B. Analisis putusan No.1500Pdt.G2013PA.Tgrs menurut Undang-
undang No.1 Tahun 1974 tentang perkawinan dan Kompilasi hukum Islam.
Masalah Pembatalan perkawinan yang diajukan pemohon tentang domisili pemohon dan termohon yang berada di wilayah hukum Pengadilan
Agama Tigaraksa, telah sesuai dengan ketentuan Pasal 49 ayat 1 huruf a dan penjelasan pasal 49 ayat 2 Undang-undang Nomor 7 Tahun 1989
sebagaimana yang telah di ubah dengan Undang-undang Nomor 3 Tahun 2006 dan perubahan Kedua dengan Undang-undang Nomor 50 Tahun
2009, maka Pengadilan Agama Tigaraksa secara formal di nilai berwenang
untuk menerima, memeriksa, mengadili, dan menyelesaikan permohonan pemohon.

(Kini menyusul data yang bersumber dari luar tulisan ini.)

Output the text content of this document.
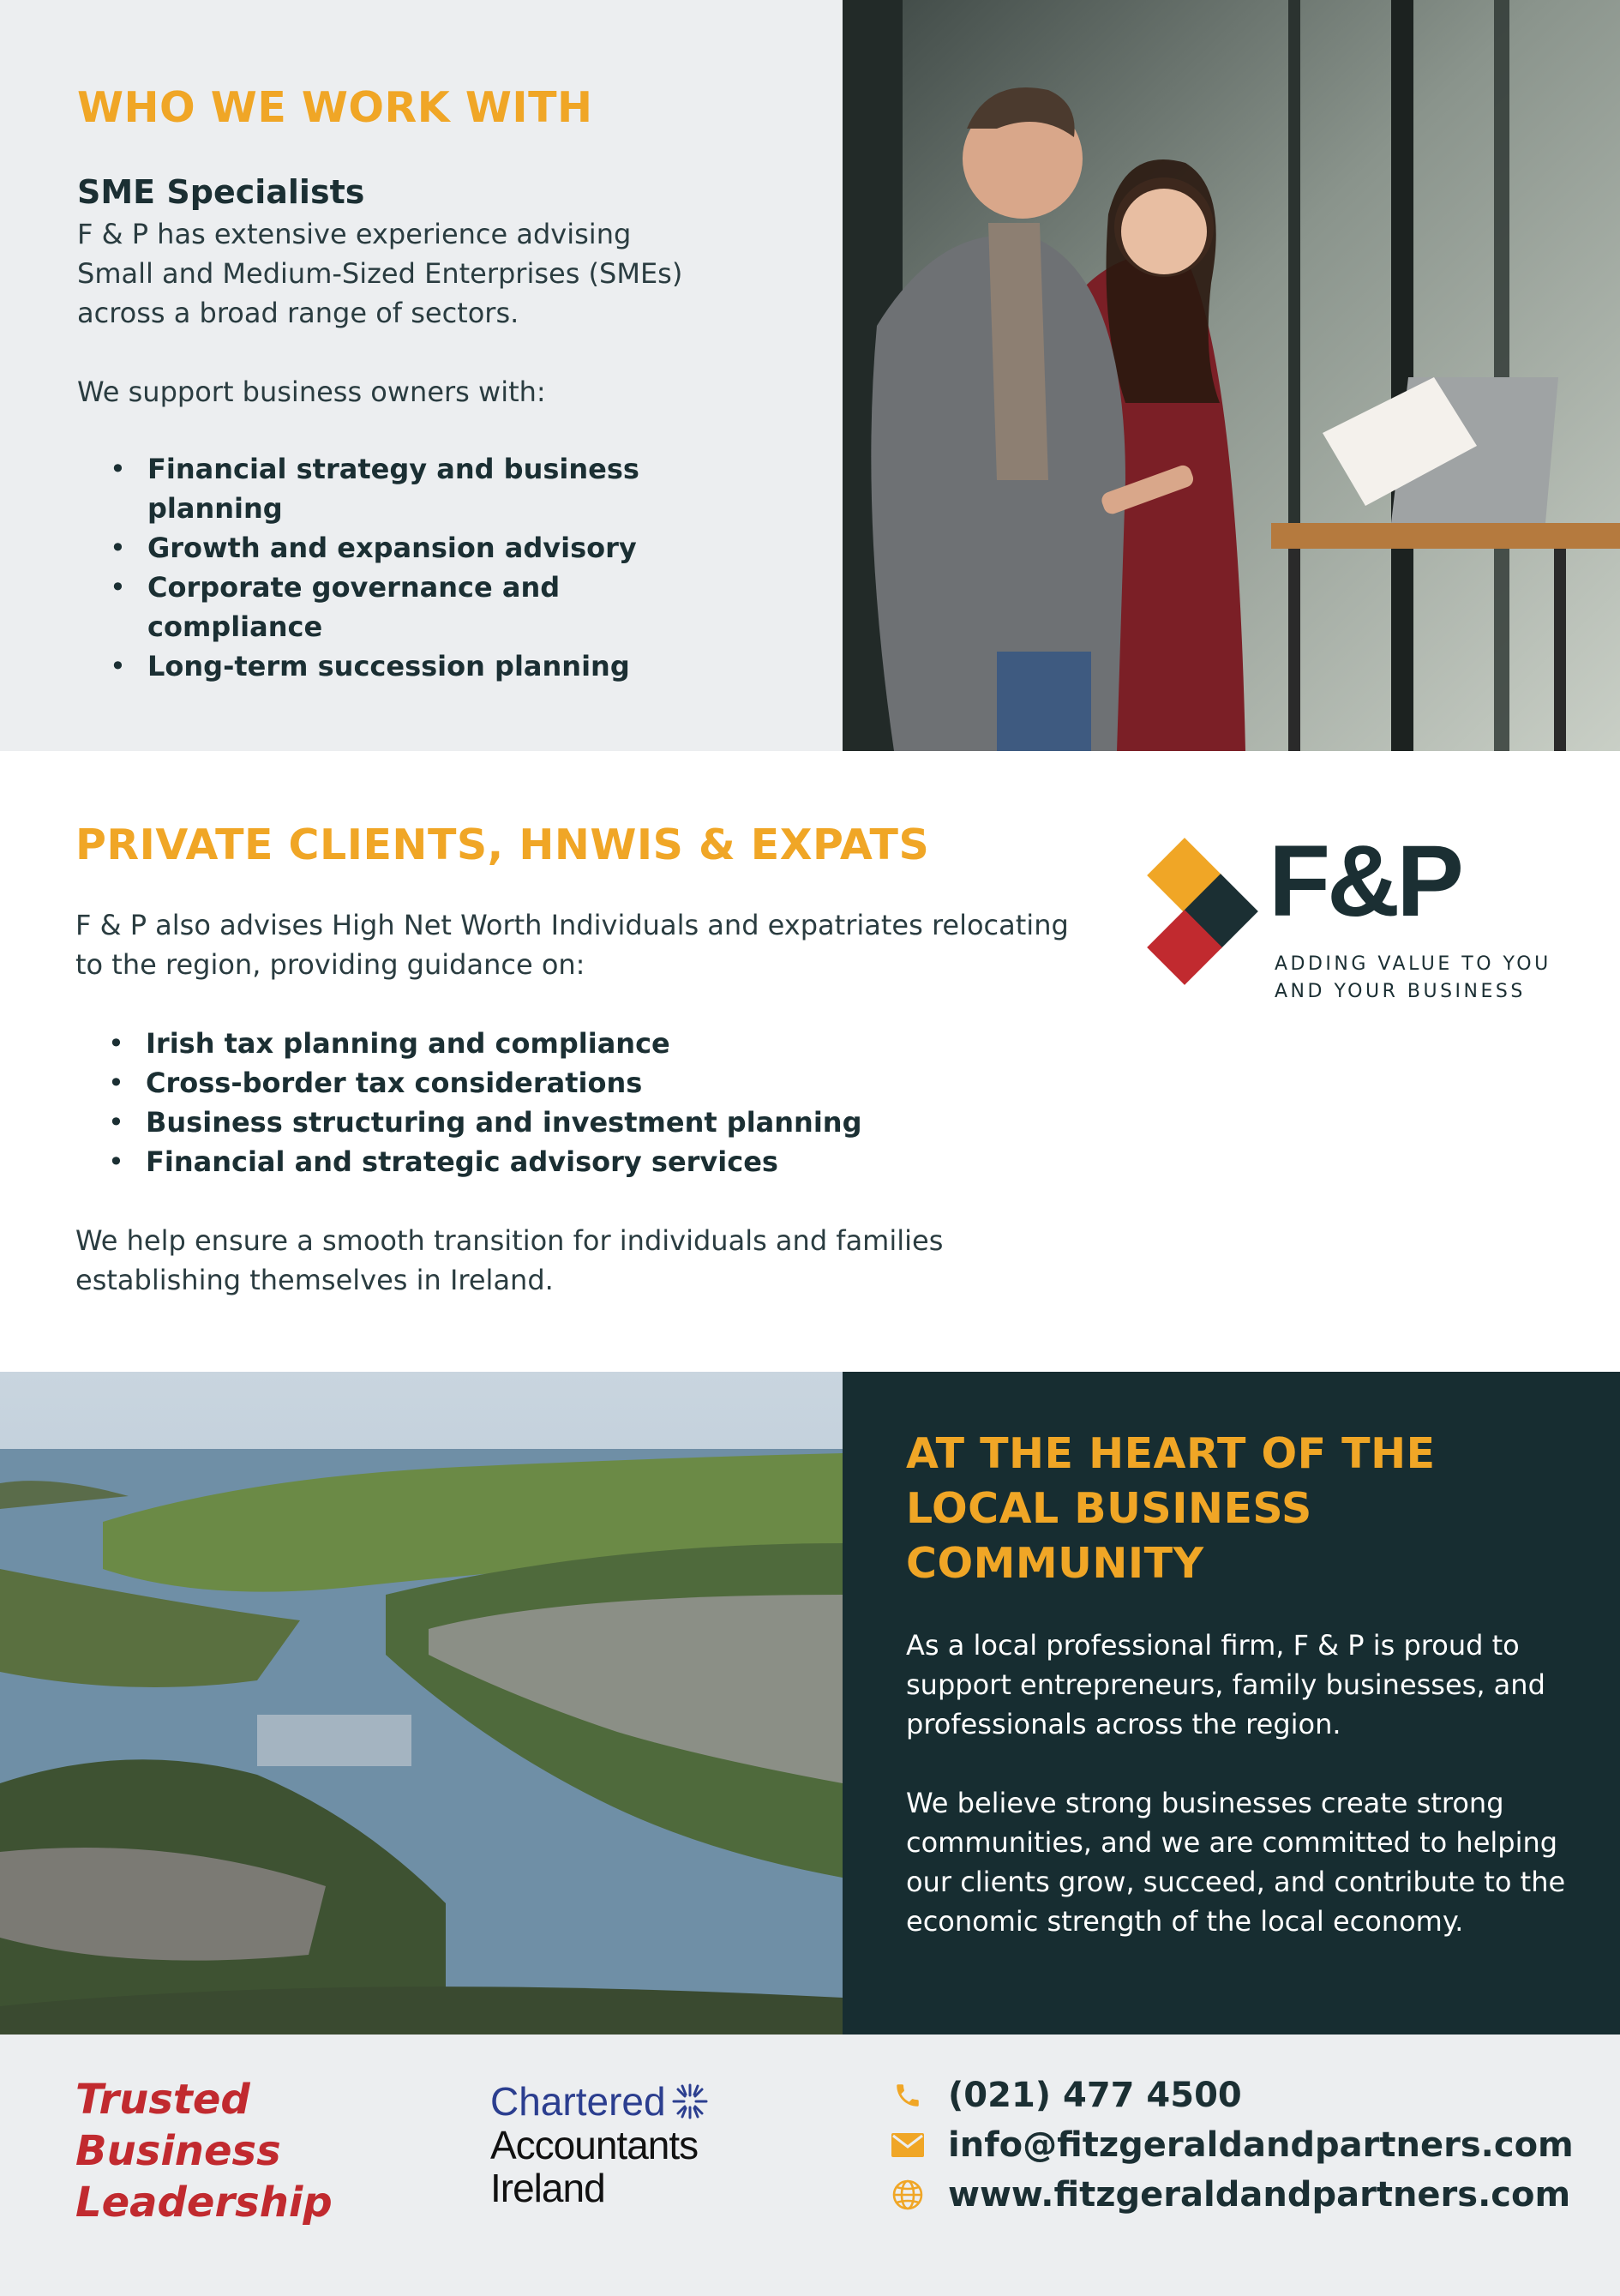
WHO WE WORK WITH
SME Specialists

F & P has extensive experience advising Small and Medium-Sized Enterprises (SMEs) across a broad range of sectors.

We support business owners with:

• Financial strategy and business planning
• Growth and expansion advisory
• Corporate governance and compliance
• Long-term succession planning
PRIVATE CLIENTS, HNWIS & EXPATS

F & P also advises High Net Worth Individuals and expatriates relocating to the region, providing guidance on:

• Irish tax planning and compliance
• Cross-border tax considerations
• Business structuring and investment planning
• Financial and strategic advisory services

We help ensure a smooth transition for individuals and families establishing themselves in Ireland.

F&P
ADDING VALUE TO YOU
AND YOUR BUSINESS
AT THE HEART OF THE
LOCAL BUSINESS
COMMUNITY

As a local professional firm, F & P is proud to support entrepreneurs, family businesses, and professionals across the region.

We believe strong businesses create strong communities, and we are committed to helping our clients grow, succeed, and contribute to the economic strength of the local economy.

Trusted
Business
Leadership
Chartered
Accountants
Ireland
(021) 477 4500
info@fitzgeraldandpartners.com
www.fitzgeraldandpartners.com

Sebagaimana yang telah tercantum dalam PERMA Nomor 1 Tahun 2008, Majelis Hakim telah berupaya mendamaikan Pemohon dan
Termohon agar meneyelesaikan permasalahannya secara kekeluargan dan kembali membina rumah tangga namun tidak berhasil. Maka ketentuan
pasal 130 ayat 1 HIR dan PERMA Nomor 1 Tahun 2008 telah terpenuhi. Atas dasar pertimbangan hukumnya disertai bukti-bukti dan
berdasarkan dari pengakuan termohon maka hakim menimbang perkara pembatalan perkawinan ini telah sesuai dengan undang-undang No. 1 tahun
1974 pasal 27 ayat 2 dan pasal 72 ayat 2 Inpres No. 1 Tahun 1991 tentang Kompilasi Hukum Islam
meyebutkan “seorang suami atau istri dapat mengajukan pembatalan perkawinan apabila pada waktu
berlangsungnya perkawinan terjadi salah sangka mengenai diri suami atau istri.” Hal ini dibuktikan bahwa termohon istri yang telah hamil 2 bulan,
sedangkan termohon tidak pernah memberitahukan kepada pemohon tentang kehamilannya sebelum melangsungkan perkawinan.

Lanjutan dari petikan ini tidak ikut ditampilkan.